Myocardial Differentiation is Dependent on Endocardial Signaling During Early Cardiogenesis in vitro

Abstract

Nearly 1% of all newborns are diagnosed with congenital heart defects (CHDs), which is the leading cause of morbidity and mortality among infants. Thus, it is essential that we continue efforts to expand our knowledge regarding the cellular and molecular biology of normal heart development. Current studies have revealed morphological stages during heart development, such as valvulogenesis and trabeculation, rely on cell-cell interactions between endocardial and myocardial cells. However, it is unclear whether such interactions are required during the initial stages of cardiogenesis. Our laboratory has addressed this dearth in knowledge regarding heart development by generating an in vitro model that permits the ablation of endocardial cells with the use of NFATc1, an endocardial-specific marker, and the diphtheria toxin receptor (DTR). Treatment of differentiated NFATc1-DTR ESCs with diphtheria toxin efficiently ablated endocardial cells and significantly reduced the number of contracting cardiomyocytes. Additionally, endocardial ablation decreased the expression of early and late markers of myocardial differentiation and maturation.
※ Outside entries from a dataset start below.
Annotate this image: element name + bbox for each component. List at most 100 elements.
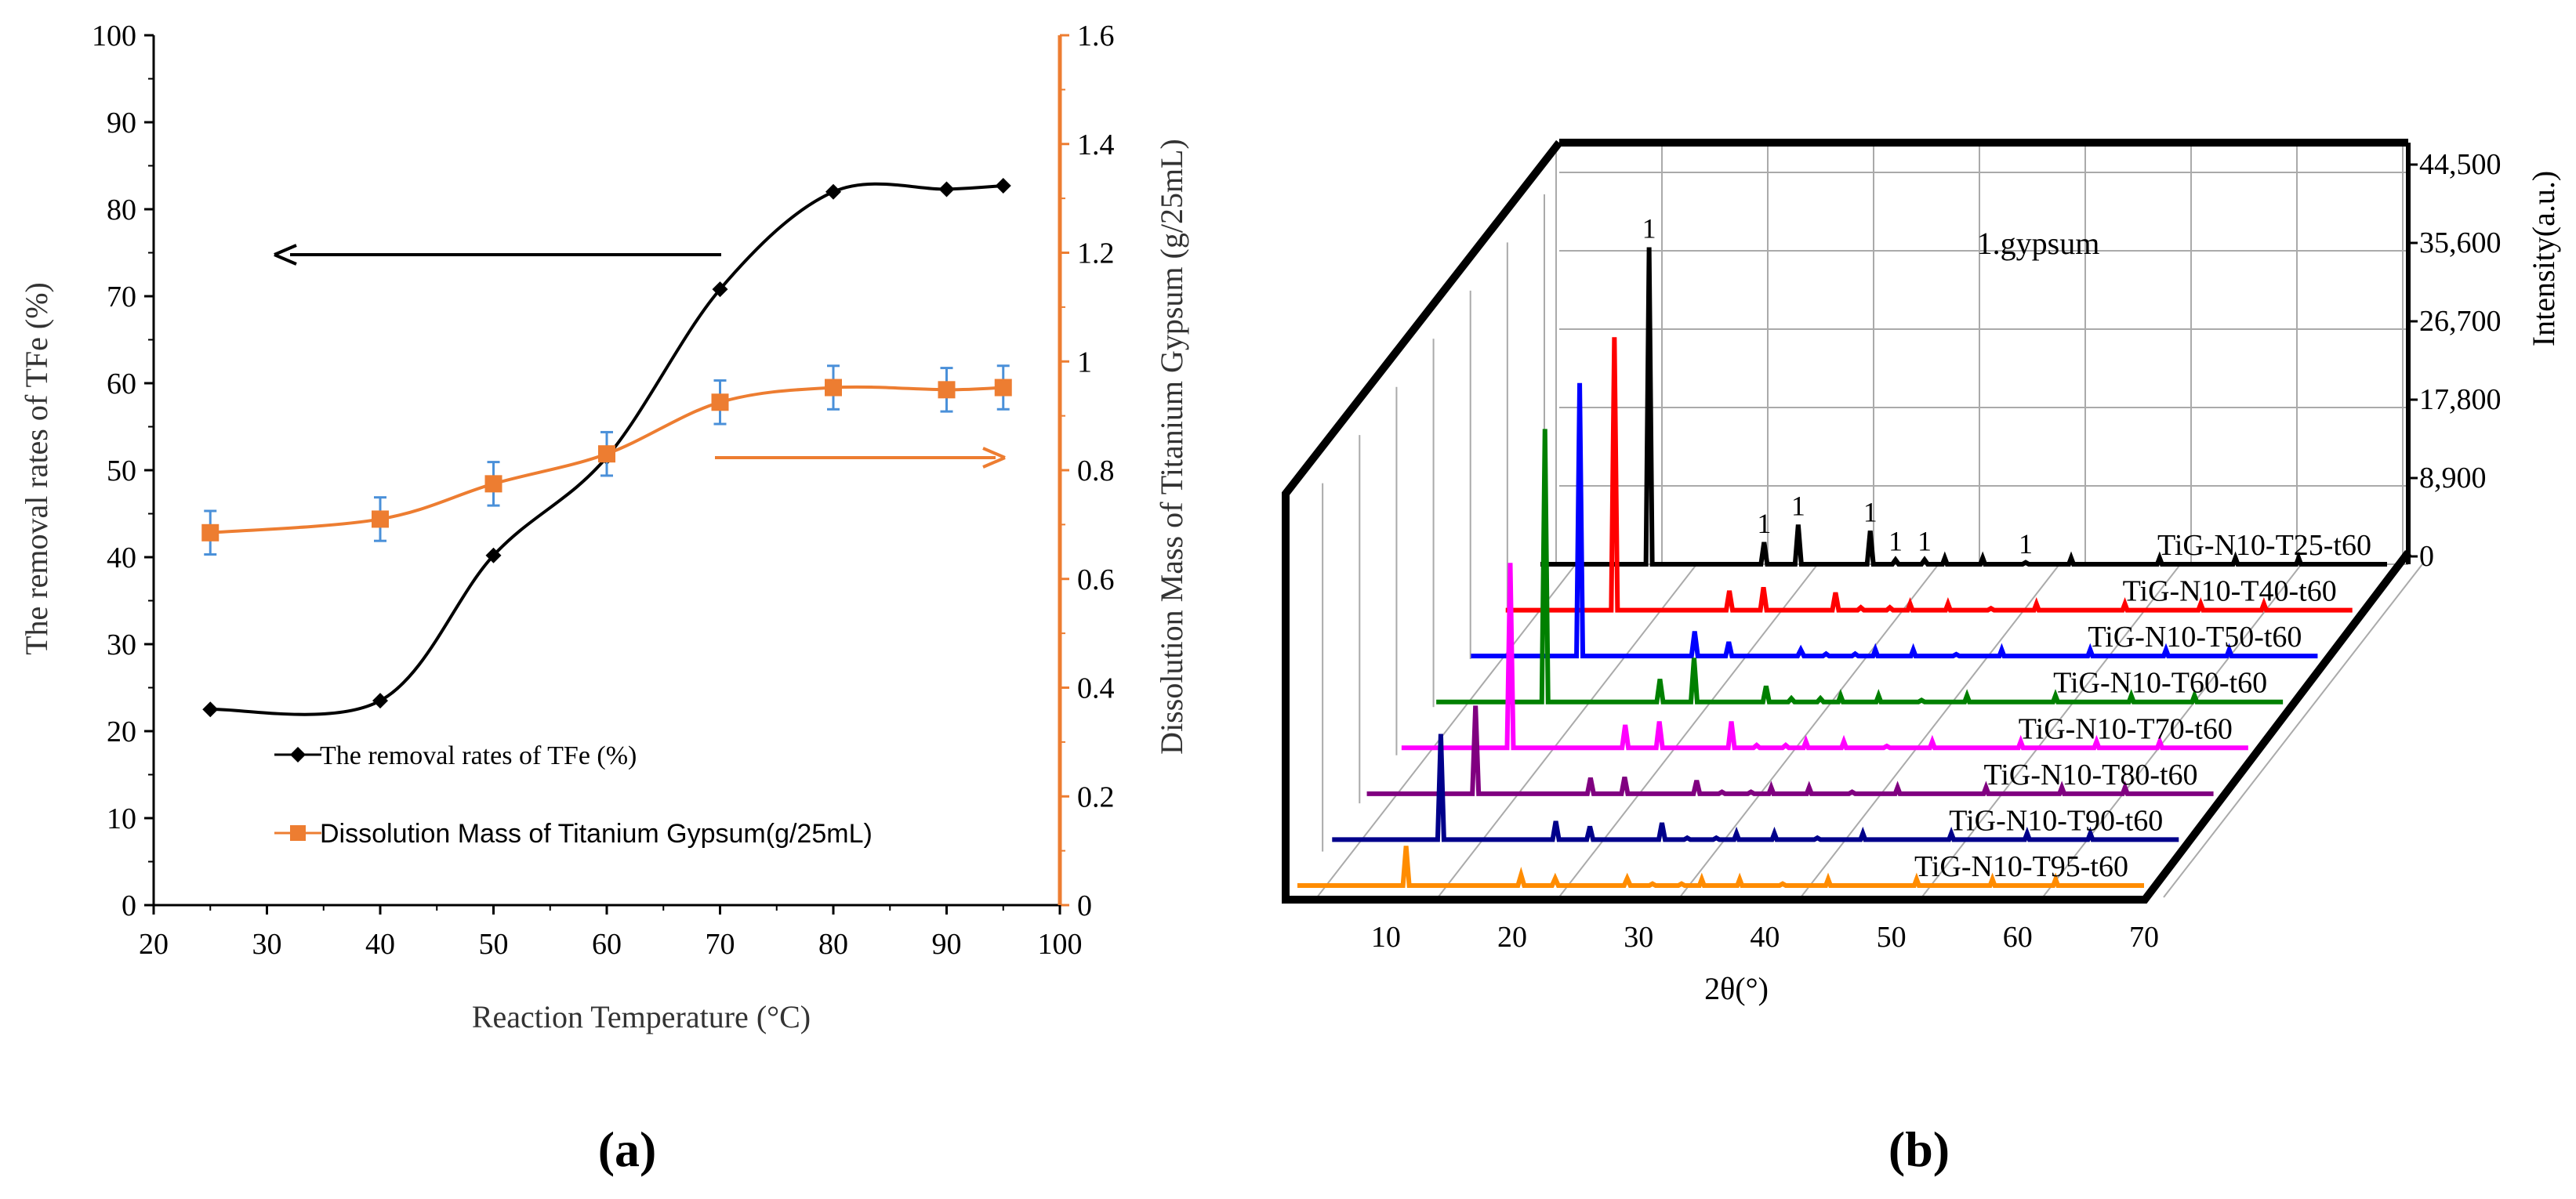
x-tick-label: 60 <box>2003 921 2033 954</box>
x-tick-label: 70 <box>706 928 735 961</box>
panel-a-chart: 0 10 20 30 40 50 60 70 80 90 100 0 0.2 0.4 0.6 0.8 1 1.2… <box>19 20 1189 1177</box>
mass-point <box>598 445 615 463</box>
panel-b-intensity-axis: 0 8,900 17,800 26,700 35,600 44,500 <box>2408 148 2502 573</box>
x-tick-label: 80 <box>818 928 848 961</box>
mass-point <box>711 393 729 411</box>
y-tick-label: 90 <box>107 107 136 139</box>
xrd-trace-label: TiG-N10-T40-t60 <box>2123 575 2337 608</box>
x-tick-label: 100 <box>1038 928 1083 961</box>
gypsum-annotation: 1.gypsum <box>1977 226 2100 261</box>
left-axis-arrow <box>274 244 721 266</box>
y-tick-label: 10 <box>107 802 136 835</box>
floor-grid-diag <box>1316 563 1576 898</box>
xrd-trace-label: TiG-N10-T95-t60 <box>1914 850 2128 883</box>
x-tick-label: 50 <box>479 928 509 961</box>
peak-label: 1 <box>1888 525 1903 556</box>
panel-a-legend: The removal rates of TFe (%) Dissolution… <box>274 741 873 849</box>
mass-point <box>994 379 1012 397</box>
panel-a-y2-title: Dissolution Mass of Titanium Gypsum (g/2… <box>1154 139 1189 755</box>
xrd-trace <box>1297 846 2144 888</box>
y2-tick-label: 1.2 <box>1077 237 1115 270</box>
xrd-trace <box>1471 382 2318 659</box>
y-tick-label: 0 <box>122 889 136 922</box>
panel-a-y-title: The removal rates of TFe (%) <box>19 282 54 655</box>
mass-point <box>484 475 503 493</box>
x-tick-label: 50 <box>1877 921 1907 954</box>
y-tick-label: 80 <box>107 194 136 226</box>
panel-label-b: (b) <box>1888 1121 1950 1177</box>
panel-a-right-axis: 0 0.2 0.4 0.6 0.8 1 1.2 1.4 1.6 <box>1060 20 1115 922</box>
legend-label-mass: Dissolution Mass of Titanium Gypsum(g/25… <box>320 819 873 849</box>
xrd-trace <box>1436 429 2284 705</box>
xrd-trace-label: TiG-N10-T80-t60 <box>1984 759 2198 791</box>
xrd-trace-label: TiG-N10-T70-t60 <box>2019 712 2233 745</box>
xrd-trace-label: TiG-N10-T25-t60 <box>2157 529 2371 562</box>
z-tick-label: 8,900 <box>2419 462 2487 494</box>
right-axis-arrow <box>715 447 1006 469</box>
tfe-point <box>372 693 388 709</box>
panel-b-z-title: Intensity(a.u.) <box>2526 171 2561 346</box>
y-tick-label: 20 <box>107 715 136 748</box>
tfe-point <box>825 183 841 200</box>
xrd-trace <box>1332 734 2179 842</box>
z-tick-label: 44,500 <box>2419 148 2502 181</box>
mass-point <box>372 510 389 528</box>
xrd-trace-label: TiG-N10-T60-t60 <box>2053 667 2267 700</box>
y-tick-label: 50 <box>107 455 136 487</box>
z-tick-label: 35,600 <box>2419 226 2502 259</box>
x-tick-label: 20 <box>139 928 169 961</box>
panel-a-left-axis: 0 10 20 30 40 50 60 70 80 90 100 <box>92 20 154 922</box>
y2-tick-label: 1 <box>1077 346 1092 379</box>
x-tick-label: 20 <box>1497 921 1527 954</box>
x-tick-label: 40 <box>365 928 395 961</box>
legend-label-tfe: The removal rates of TFe (%) <box>320 741 637 770</box>
y-tick-label: 70 <box>107 281 136 313</box>
panel-b-grid <box>1285 143 2423 900</box>
y2-tick-label: 0 <box>1077 889 1092 922</box>
peak-label: 1 <box>2019 528 2033 560</box>
legend-diamond-marker <box>290 747 306 763</box>
panel-a-series <box>201 178 1012 718</box>
xrd-trace-label: TiG-N10-T50-t60 <box>2088 621 2302 654</box>
panel-b-frame <box>1282 139 2411 904</box>
floor-grid-diag <box>1679 563 1939 898</box>
peak-label: 1 <box>1757 508 1771 539</box>
xrd-trace <box>1366 705 2214 796</box>
peak-label: 1 <box>1791 490 1805 521</box>
floor-grid-diag <box>2163 563 2423 898</box>
tfe-point <box>938 181 955 197</box>
y2-tick-label: 1.4 <box>1077 129 1115 161</box>
xrd-trace <box>1401 563 2248 751</box>
tfe-point <box>202 701 219 718</box>
panel-b-x-title: 2θ(°) <box>1704 971 1769 1006</box>
tfe-point <box>995 178 1011 194</box>
peak-label: 1 <box>1863 496 1878 527</box>
tfe-point <box>712 281 728 298</box>
legend-square-marker <box>290 825 306 841</box>
floor-grid-diag <box>1558 563 1819 898</box>
panel-a-x-axis: 20 30 40 50 60 70 80 90 100 <box>139 905 1083 961</box>
y-tick-label: 40 <box>107 542 136 574</box>
panel-b-x-axis: 10 20 30 40 50 60 70 <box>1371 921 2159 954</box>
panel-label-a: (a) <box>598 1121 657 1177</box>
xrd-trace <box>1540 247 2387 567</box>
z-tick-label: 0 <box>2419 540 2434 573</box>
peak-label: 1 <box>1642 213 1656 245</box>
z-tick-label: 26,700 <box>2419 305 2502 338</box>
x-tick-label: 30 <box>1624 921 1653 954</box>
y-tick-label: 60 <box>107 368 136 400</box>
x-tick-label: 60 <box>592 928 622 961</box>
x-tick-label: 70 <box>2129 921 2159 954</box>
y-tick-label: 100 <box>92 20 136 53</box>
y2-tick-label: 0.6 <box>1077 563 1115 596</box>
y2-tick-label: 1.6 <box>1077 20 1115 53</box>
peak-label: 1 <box>1917 525 1932 556</box>
x-tick-label: 10 <box>1371 921 1401 954</box>
y2-tick-label: 0.2 <box>1077 781 1115 813</box>
mass-point <box>201 523 220 542</box>
tfe-point <box>485 547 502 563</box>
y-tick-label: 30 <box>107 628 136 661</box>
In an effort to further elucidate the role of endocardial cells during myocardial differentiation, we utilized data from an RNAseq analysis of sorted endocardial and vascular endothelial cells that revealed Bmp2 was preferentially expressed in endocardium relative to vascular endothelium. The treatment of NFATc1-DTR embryoid bodies (EBs) with Bmp2 during endocardial ablation partially rescued beating by 50% to 60% of that observed in control EBs. Furthermore, Bmp2 treatment increased the differentiation and maturation of cardiomyocytes in the absence of endocardial cells. Overall, our results suggest that the differentiation, maturation, and function of myocardial cells during the early stages of cardiogenesis is dependent on a paracrine interaction with the endocardium that is mediated at least partially by the Bmp signaling pathway.